Surely he’d understand.

“I was bored and tired of doing what Dad wanted,” was Alec’s drawl, and a little part of Taylor she thought well and truly dead faltered.

Taylor hesitated. She hesitated for _too_ long and Alec’s lips turned up into a smirk-slash-sneer because he _knew_ that it wasn’t satisfactory, knew that it bothered her that he continued to be entirely incomprehensible to her, much like the rest of the kids were, much like Cherie and even Candy, poor, sweet seven year old Candy, that she’d abandoned because _nobody there understood_, because she was a sadistic empath in a world full of apathetic sociopaths and she could live with the former but could so rarely could cope with the latter.

Alec turned and walked away, lazy and belabored and making noises of complaint that he had to _do_ things, that he had to feel his muscles move and – and.

Taylor breathed out, unclenched her fists, noticing the crescent moons she’d cut into her skin with fingernails alone. All that was left was Tattletale and Grue, the former staring at her appraisingly and the latter - at least _feeling_, because she sure as shit couldn’t tell his expression what with the edgy godawful mask of his - looking as though he was rather done with her eccentricities.

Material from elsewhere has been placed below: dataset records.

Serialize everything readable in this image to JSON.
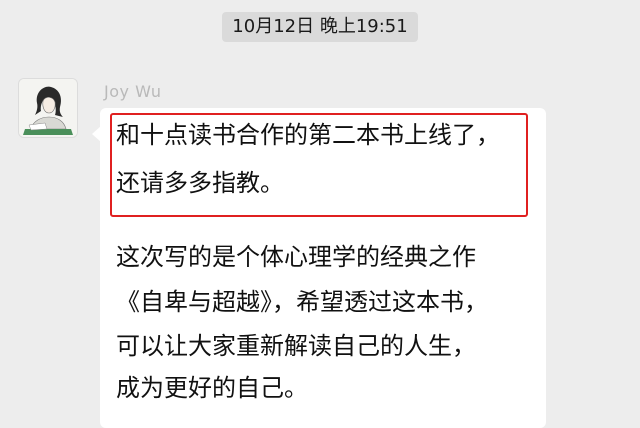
{
  "chat": {
    "timestamp": "10月12日 晚上19:51",
    "sender": {
      "name": "Joy Wu",
      "avatar_icon": "avatar-sketch-icon"
    },
    "message": {
      "highlighted_lines": [
        "和十点读书合作的第二本书上线了，",
        "还请多多指教。"
      ],
      "body_lines": [
        "这次写的是个体心理学的经典之作",
        "《自卑与超越》，希望透过这本书，",
        "可以让大家重新解读自己的人生，",
        "成为更好的自己。"
      ]
    },
    "colors": {
      "background": "#ededed",
      "bubble": "#ffffff",
      "highlight_border": "#e02020",
      "timestamp_bg": "#dadada"
    }
  }
}
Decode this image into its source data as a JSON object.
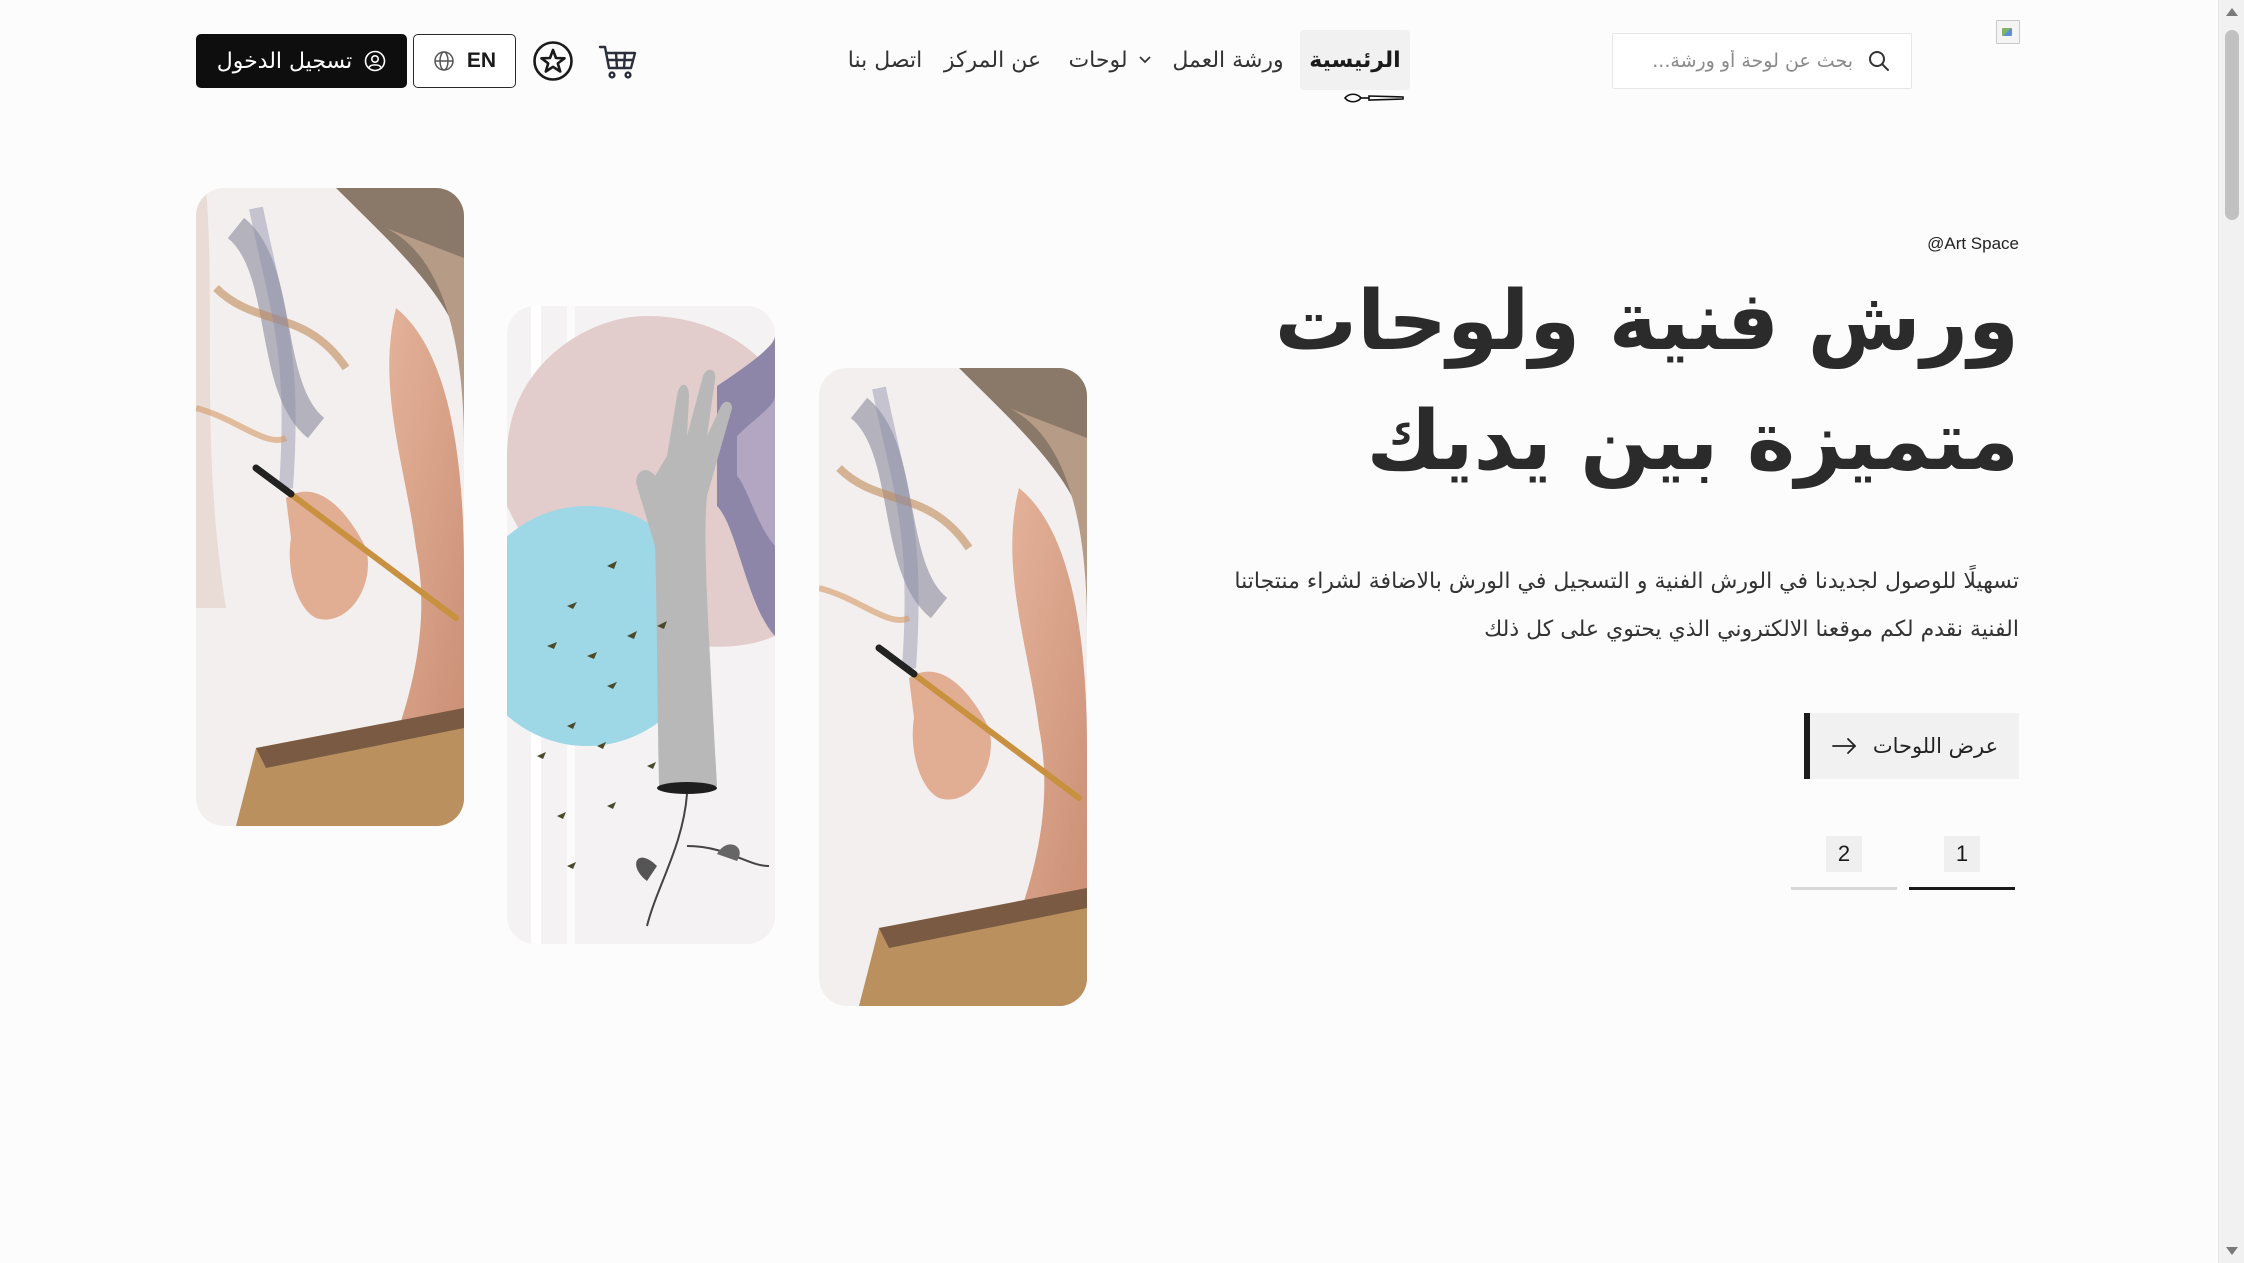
{
  "header": {
    "search": {
      "placeholder": "بحث عن لوحة أو ورشة..."
    },
    "nav": [
      {
        "label": "الرئيسية",
        "active": true
      },
      {
        "label": "ورشة العمل"
      },
      {
        "label": "لوحات",
        "has_dropdown": true
      },
      {
        "label": "عن المركز"
      },
      {
        "label": "اتصل بنا"
      }
    ],
    "language_label": "EN",
    "login_label": "تسجيل الدخول",
    "icons": [
      "logo-image",
      "search-icon",
      "chevron-down-icon",
      "paintbrush-icon",
      "cart-icon",
      "star-icon",
      "globe-icon",
      "user-icon"
    ]
  },
  "hero": {
    "brand_tag": "@Art Space",
    "title_line1": "ورش فنية ولوحات",
    "title_line2": "متميزة بين يديك",
    "description_line1": "تسهيلًا للوصول لجديدنا في الورش الفنية و التسجيل في الورش بالاضافة لشراء منتجاتنا",
    "description_line2": "الفنية نقدم لكم موقعنا الالكتروني الذي يحتوي على كل ذلك",
    "cta_label": "عرض اللوحات",
    "pagination": [
      {
        "label": "1",
        "active": true
      },
      {
        "label": "2",
        "active": false
      }
    ]
  },
  "colors": {
    "background": "#fdfcfc",
    "primary_dark": "#0e0e0e",
    "text": "#2b2b2b",
    "muted_bg": "#f2f1f1",
    "accent_sky": "#9ed8e6",
    "accent_pink": "#e2cccc"
  }
}
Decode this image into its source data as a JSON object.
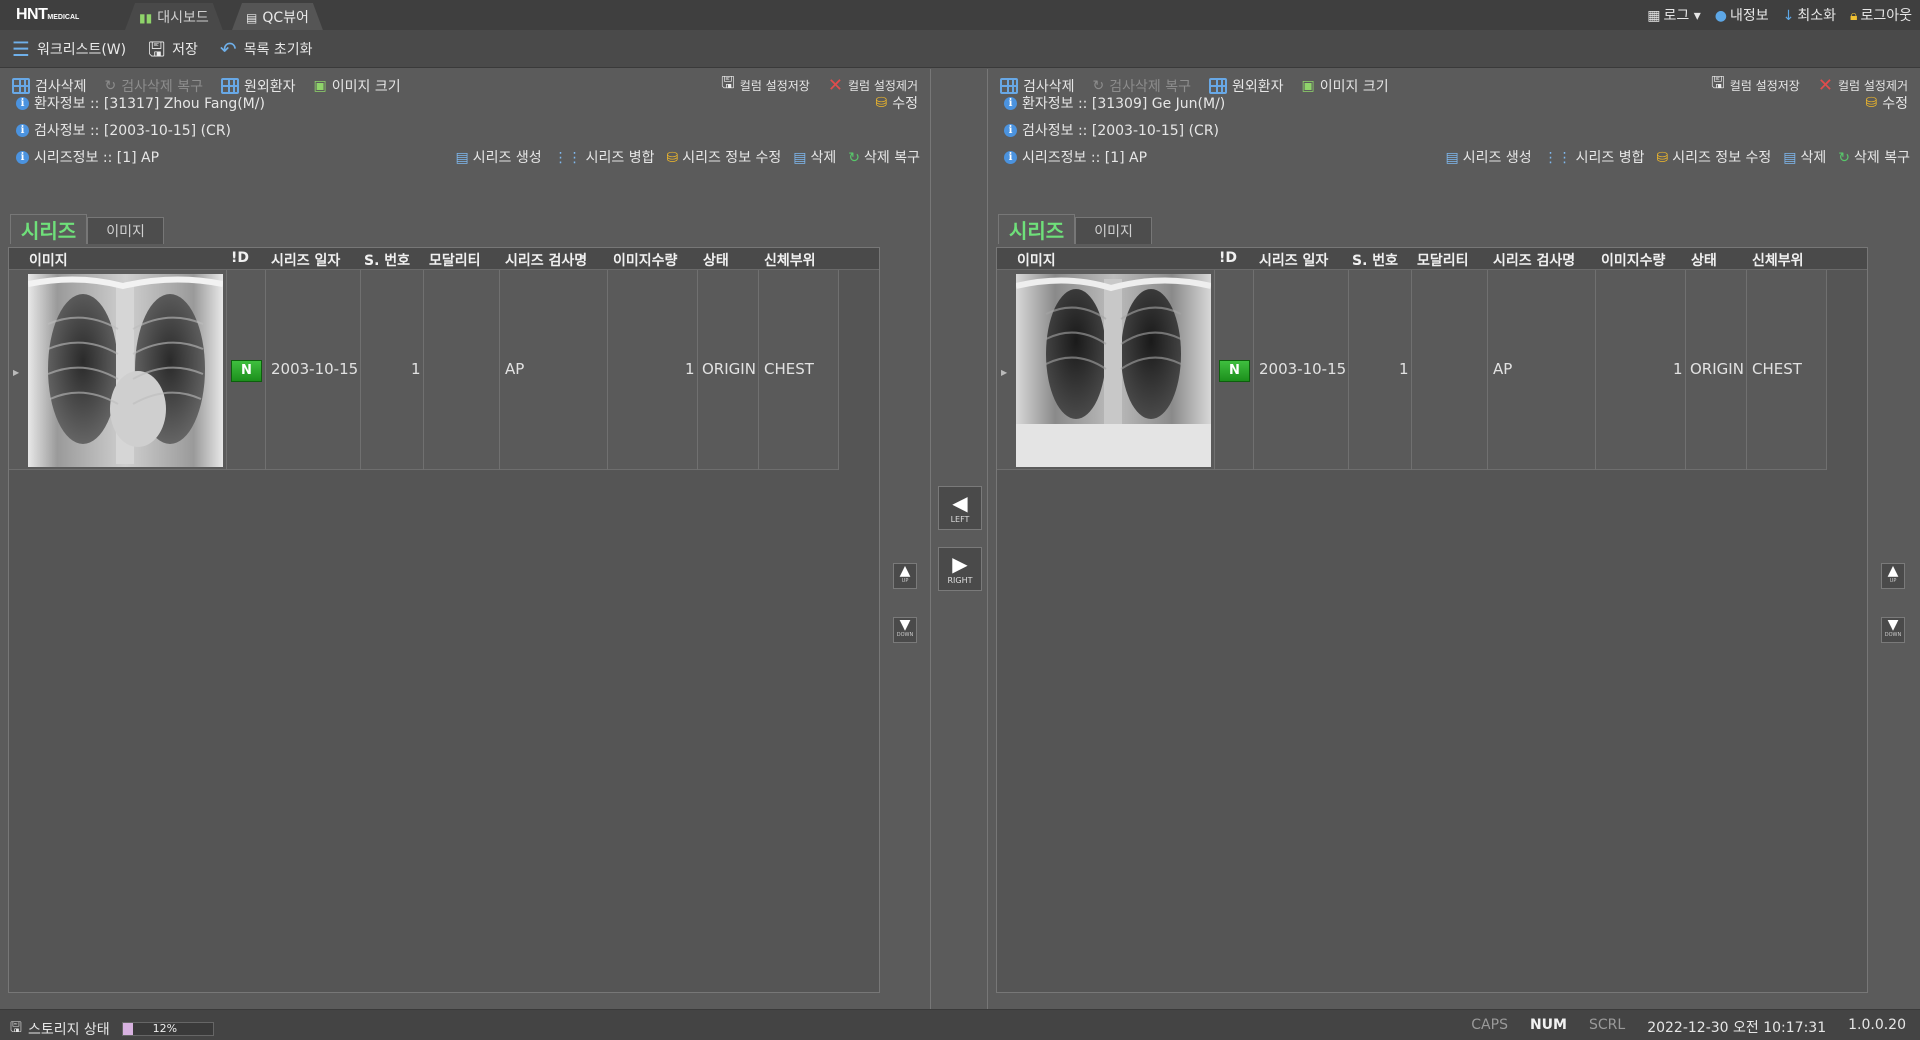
{
  "titlebar": {
    "logo": "HNT",
    "logo_sub": "MEDICAL",
    "tabs": [
      {
        "label": "대시보드",
        "icon": "bar-chart-icon"
      },
      {
        "label": "QC뷰어",
        "icon": "document-icon"
      }
    ],
    "right": [
      {
        "label": "로그",
        "icon": "log-icon"
      },
      {
        "label": "내정보",
        "icon": "info-icon"
      },
      {
        "label": "최소화",
        "icon": "minimize-icon"
      },
      {
        "label": "로그아웃",
        "icon": "lock-icon"
      }
    ]
  },
  "toolbar": {
    "worklist": "워크리스트(W)",
    "save": "저장",
    "reset": "목록 초기화"
  },
  "panels": [
    {
      "toolbar": {
        "delete_study": "검사삭제",
        "restore_study": "검사삭제 복구",
        "outside_patient": "원외환자",
        "image_size": "이미지 크기",
        "save_columns": "컬럼 설정저장",
        "remove_columns": "컬럼 설정제거"
      },
      "patient_info": "환자정보 :: [31317] Zhou Fang(M/)",
      "study_info": "검사정보 :: [2003-10-15] (CR)",
      "series_info": "시리즈정보 :: [1] AP",
      "edit": "수정",
      "series_actions": [
        "시리즈 생성",
        "시리즈 병합",
        "시리즈 정보 수정",
        "삭제",
        "삭제 복구"
      ],
      "tabs": {
        "series": "시리즈",
        "image": "이미지"
      },
      "columns": [
        "이미지",
        "!D",
        "시리즈 일자",
        "S. 번호",
        "모달리티",
        "시리즈 검사명",
        "이미지수량",
        "상태",
        "신체부위"
      ],
      "rows": [
        {
          "id_badge": "N",
          "date": "2003-10-15",
          "s_no": "1",
          "modality": "",
          "name": "AP",
          "count": "1",
          "status": "ORIGIN",
          "body": "CHEST"
        }
      ],
      "up_label": "UP",
      "down_label": "DOWN"
    },
    {
      "toolbar": {
        "delete_study": "검사삭제",
        "restore_study": "검사삭제 복구",
        "outside_patient": "원외환자",
        "image_size": "이미지 크기",
        "save_columns": "컬럼 설정저장",
        "remove_columns": "컬럼 설정제거"
      },
      "patient_info": "환자정보 :: [31309] Ge Jun(M/)",
      "study_info": "검사정보 :: [2003-10-15] (CR)",
      "series_info": "시리즈정보 :: [1] AP",
      "edit": "수정",
      "series_actions": [
        "시리즈 생성",
        "시리즈 병합",
        "시리즈 정보 수정",
        "삭제",
        "삭제 복구"
      ],
      "tabs": {
        "series": "시리즈",
        "image": "이미지"
      },
      "columns": [
        "이미지",
        "!D",
        "시리즈 일자",
        "S. 번호",
        "모달리티",
        "시리즈 검사명",
        "이미지수량",
        "상태",
        "신체부위"
      ],
      "rows": [
        {
          "id_badge": "N",
          "date": "2003-10-15",
          "s_no": "1",
          "modality": "",
          "name": "AP",
          "count": "1",
          "status": "ORIGIN",
          "body": "CHEST"
        }
      ],
      "up_label": "UP",
      "down_label": "DOWN"
    }
  ],
  "divider": {
    "left": "LEFT",
    "right": "RIGHT"
  },
  "status": {
    "storage_label": "스토리지 상태",
    "storage_percent": 12,
    "storage_text": "12%",
    "caps": "CAPS",
    "num": "NUM",
    "scrl": "SCRL",
    "datetime": "2022-12-30 오전 10:17:31",
    "version": "1.0.0.20"
  }
}
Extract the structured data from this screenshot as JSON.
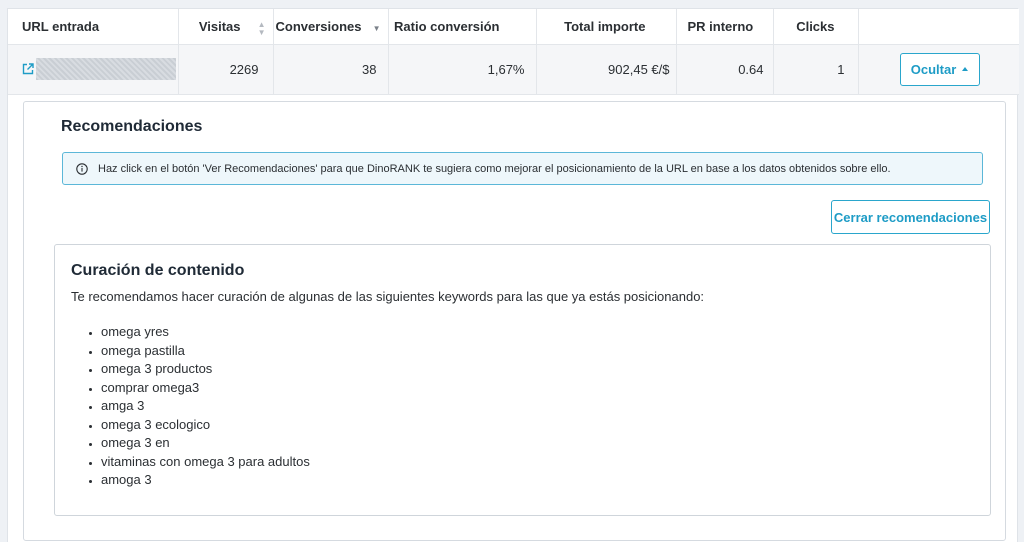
{
  "table": {
    "headers": {
      "url": "URL entrada",
      "visitas": "Visitas",
      "conversiones": "Conversiones",
      "ratio": "Ratio conversión",
      "importe": "Total importe",
      "pr": "PR interno",
      "clicks": "Clicks"
    },
    "row": {
      "visitas": "2269",
      "conversiones": "38",
      "ratio": "1,67%",
      "importe": "902,45 €/$",
      "pr": "0.64",
      "clicks": "1",
      "toggle_label": "Ocultar"
    }
  },
  "recommendations": {
    "title": "Recomendaciones",
    "info_text": "Haz click en el botón 'Ver Recomendaciones' para que DinoRANK te sugiera como mejorar el posicionamiento de la URL en base a los datos obtenidos sobre ello.",
    "close_label": "Cerrar recomendaciones",
    "card": {
      "title": "Curación de contenido",
      "description": "Te recomendamos hacer curación de algunas de las siguientes keywords para las que ya estás posicionando:",
      "keywords": [
        "omega yres",
        "omega pastilla",
        "omega 3 productos",
        "comprar omega3",
        "amga 3",
        "omega 3 ecologico",
        "omega 3 en",
        "vitaminas con omega 3 para adultos",
        "amoga 3"
      ]
    }
  },
  "colors": {
    "accent": "#1e9cc6",
    "info_border": "#5bb7d8",
    "info_bg": "#eef7fb"
  }
}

“So,” Tattletale took the role of speaker, strutting forward in a way that might work if she wasn’t absolutely _reeking_ with paranoia and a hint of obsessive compulsion, the taste of plastic lingering in the back of her throat. “Welcome to the Undersiders. We’ll have to suss out a costume, for sure, but let’s at least begin with names. I’m Tattletale, and this”—she motioned towards Grue—”is Grue.” The condescension in her voice made it palpably clear she already knew that Taylor knew their cape names, if not their civilian ones. The bitch.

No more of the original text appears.